We’ve forgotten what war looks like because as we’ve personally distanced ourselves from it we’ve celebrated our place in it as the world’s police, and we as a people do not want to find ourselves deep in tension with a nuclear superpower again. Establishing a no-fly zone wouldn’t prevent Russia from engaging further.
The second that America or any NATO-affiliated troop plant anti-air in the region, we are dipping ourselves into dangerous water; if we end up actually shooting down a Russian plane, then a wider international conflict breaks out with Russia situated with Ukraine at its center; any pretense we had working in the interest of the country’s citizens is out of the window, and $5 per gallon will be one of our lesser concerns.

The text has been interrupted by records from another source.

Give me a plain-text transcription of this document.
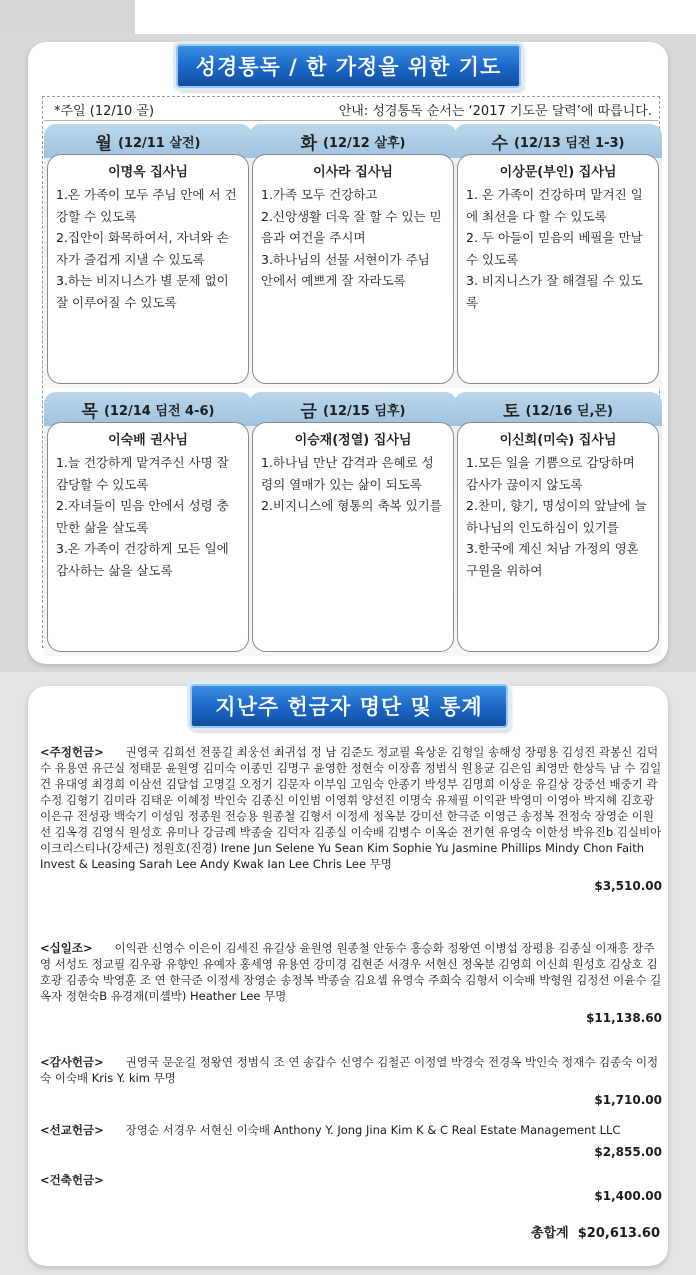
성경통독 / 한 가정을 위한 기도
*주일 (12/10 골)	안내: 성경통독 순서는 ‘2017 기도문 달력’에 따릅니다.
월 (12/11 살전)
이명옥 집사님
1.온 가족이 모두 주님 안에 서 건강할 수 있도록
2.집안이 화목하여서, 자녀와 손자가 즐겁게 지낼 수 있도록
3.하는 비지니스가 별 문제 없이 잘 이루어질 수 있도록
화 (12/12 살후)
이사라 집사님
1.가족 모두 건강하고
2.신앙생활 더욱 잘 할 수 있는 믿음과 여건을 주시며
3.하나님의 선물 서현이가 주님 안에서 예쁘게 잘 자라도록
수 (12/13 딤전 1-3)
이상문(부인) 집사님
1. 온 가족이 건강하며 맡겨진 일에 최선을 다 할 수 있도록
2. 두 아들이 믿음의 베필을 만날 수 있도록
3. 비지니스가 잘 해결될 수 있도록
목 (12/14 딤전 4-6)
이숙배 권사님
1.늘 건강하게 맡겨주신 사명 잘 감당할 수 있도록
2.자녀들이 믿음 안에서 성령 충만한 삶을 살도록
3.온 가족이 건강하게 모든 일에 감사하는 삶을 살도록
금 (12/15 딤후)
이승재(정열) 집사님
1.하나님 만난 감격과 은혜로 성령의 열매가 있는 삶이 되도록
2.비지니스에 형통의 축복 있기를
토 (12/16 딛,몬)
이신희(미숙) 집사님
1.모든 일을 기쁨으로 감당하며 감사가 끊이지 않도록
2.찬미, 향기, 명성이의 앞날에 늘 하나님의 인도하심이 있기를
3.한국에 계신 처남 가정의 영혼 구원을 위하여
지난주 헌금자 명단 및 통계
<주정헌금> 권영국 김희선 전풍길 최웅선 최귀섭 정 남 김준도 정교필 육상운 김형일 송해성 장평용 김성진 곽봉신 김덕수 유용연 유근실 정태문 윤원영 김미숙 이종민 김명구 윤영한 정현숙 이장흠 정범식 원용균 김은임 최영만 한상득 남 수 김일건 유대영 최경희 이삼선 김달섭 고명길 오정기 김문자 이부임 고임숙 안종기 박성부 김명희 이상운 유길상 강중선 배중기 곽수정 김형기 김미라 김태운 이혜정 박인숙 김종신 이인범 이영휘 양선진 이명숙 유제필 이익관 박영미 이영아 박지혜 김호광 이은규 전성광 백숙기 이성임 정종원 전승용 원종철 김형서 이정세 정옥분 강미선 한극준 이영근 송정복 전정숙 장영순 이원선 김옥경 김영식 원성호 유미나 강금례 박종술 김덕자 김종실 이숙배 김병수 이옥순 전기현 유영숙 이한성 박유진b 김실비아 이크리스티나(강세근) 정원호(진경) Irene Jun Selene Yu Sean Kim Sophie Yu Jasmine Phillips Mindy Chon Faith Invest & Leasing Sarah Lee Andy Kwak Ian Lee Chris Lee 무명
$3,510.00
<십일조> 이익관 신영수 이은이 김세진 유길상 윤원영 원종철 안동수 홍승화 정왕연 이병섭 장평용 김종실 이재흥 장주영 서성도 정교필 김우광 유향인 유예자 홍세영 유용연 강미경 김현준 서경우 서현신 정옥분 김영희 이신희 원성호 김상호 김호광 김종숙 박영훈 조 연 한극준 이정세 장영순 송정복 박종술 김요셉 유영숙 주희숙 김형서 이숙배 박형원 김정선 이윤수 길옥자 정현숙B 유경재(미셸박) Heather Lee 무명
$11,138.60
<감사헌금> 권영국 문운길 정왕연 정범식 조 연 송갑수 신영수 김철곤 이정열 박경숙 전경옥 박인숙 정재수 김종숙 이정숙 이숙배 Kris Y. kim 무명
$1,710.00
<선교헌금> 장영순 서경우 서현신 이숙배 Anthony Y. Jong Jina Kim K & C Real Estate Management LLC
$2,855.00
<건축헌금>
$1,400.00
총합계 $20,613.60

As of now, NATO’s stance is that it won’t hear Ukraine’s appeal for membership for several more years, and the country has recently rescinded its interest in joining. So what’s the best case scenario here? As far as non-violent action goes, do we accept Crimea as Russian, accept that Ukraine isn’t a part of NATO (but is packed full enough with North Atlantic guns and bombs that it doesn’t technically matter) and establish enough transparent peace to replace millions of displaced people?
I’m a 22-year-old ABEC major; I don’t know. Hardly any Americans know what the right move is, and it might not even be our place to. But I do know that, historically, American military intervention never improves a situation, and it’s not going to help now.